Aradan 8 ay geçti, Gürcistan’da askeri darbe girişimi oldu, hükümete bağlı birliklerce bastırıldı. Azerbaycan’ın deneyimli Devlet Başkanı Haydar Aliyev, hemen "Bakü-Ceyhan boru hattını engellemek istiyorlar" yorumunu yaptı.

* * *

Gürcü muhaliflerin o tarihteki adresi Rusya idi, hoş bugün de öyle.

Olağan şüpheli Rusya’nın boru hattına sıcak bakmadığı zaten belliydi.

Ama 1998 yılının Ağustos ayında Moskova’da yapılan bir basın toplantısı, projeye karşı açık tehdit anlamına geldi. PKK’nın sözde askeri kanadı ERNK’nın Bağımsız Devletler Topluluğu Temsilcisi Mahir Welat, Moskova’da, Rus-Amerikan Basın Merkezi’nde yapılan toplantıda medyanın önüne çıktı.

Aslında verdiği mesajın muhatabı Türkiye değil yabancı petrol şirketleriydi.

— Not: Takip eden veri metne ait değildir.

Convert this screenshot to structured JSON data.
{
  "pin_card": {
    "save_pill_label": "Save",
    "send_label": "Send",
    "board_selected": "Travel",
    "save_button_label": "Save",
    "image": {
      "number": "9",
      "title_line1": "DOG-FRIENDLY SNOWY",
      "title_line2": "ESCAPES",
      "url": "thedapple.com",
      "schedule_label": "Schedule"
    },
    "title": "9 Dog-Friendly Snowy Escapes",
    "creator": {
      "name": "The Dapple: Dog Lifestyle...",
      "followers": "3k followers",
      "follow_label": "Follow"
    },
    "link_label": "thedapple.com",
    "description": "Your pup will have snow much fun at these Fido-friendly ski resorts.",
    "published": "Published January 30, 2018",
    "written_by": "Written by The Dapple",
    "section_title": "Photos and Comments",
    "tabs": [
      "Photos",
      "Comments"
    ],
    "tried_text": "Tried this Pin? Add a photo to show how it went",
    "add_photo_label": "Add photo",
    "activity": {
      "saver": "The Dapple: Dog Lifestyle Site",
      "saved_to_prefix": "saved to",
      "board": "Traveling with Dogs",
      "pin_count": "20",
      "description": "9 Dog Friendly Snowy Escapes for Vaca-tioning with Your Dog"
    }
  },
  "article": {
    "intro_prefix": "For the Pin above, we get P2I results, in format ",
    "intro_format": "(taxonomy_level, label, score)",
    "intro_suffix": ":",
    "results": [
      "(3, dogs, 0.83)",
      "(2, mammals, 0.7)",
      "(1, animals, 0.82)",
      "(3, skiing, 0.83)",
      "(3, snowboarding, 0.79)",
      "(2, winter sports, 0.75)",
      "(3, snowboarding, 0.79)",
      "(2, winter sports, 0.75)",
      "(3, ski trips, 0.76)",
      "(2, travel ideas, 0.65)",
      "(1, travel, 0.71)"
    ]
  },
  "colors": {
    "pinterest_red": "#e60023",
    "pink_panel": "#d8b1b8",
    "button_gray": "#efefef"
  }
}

PKK’lı terör sözcüsü, Türkiye Cumhuriyeti toprakları üzerinden geçecek bütün boru hatlarından haraç istedi, büyük şirketlerin örgüt temsilcileri ile görüşmelerini önerdi. Aksi halde "Bakü-Ceyhan dahil" bütün projeleri engelleyecekleri tehdidini dile getirdi.

İlginçtir aynı tehdit 13 Ekim 1998 günü Gürcistan’ın başkenti Tiflis’te yeniden dillendirildi. Tiflis’teki PKK yanlısı örgütün sözcüsü, yabancı gazetecilere, "Bakü-Ceyhan hattını engelleyecekleri" mesajını verdi.

* * *

Rusya’nın o tarihte taşeron PKK üzerinden Ankara’ya yolladığı mesaj belliydi.

Devrin hükümetinin Çeçen eylemlerine karşı yumuşak ve hoşgörülü duruşuna tepkiliydi. Ankara dış politikada ince ayar yaptı, ABD ve Rusya ile anlaşarak umut projesini hayata geçirdi.

Bu denklemde üstü çizilen PKK, Gürcistan savaşı nedeniyle yeniden tahtaya sürüldü mü? Yoksa kendiliğinden durumdan vazife mi çıkartıyor, işin o kısmı bilinmiyor, çok da önemli değil.

Çünkü Kafkaslarda taşlar yerine otururken PKK’nın mezar taşı da unutulmayacak.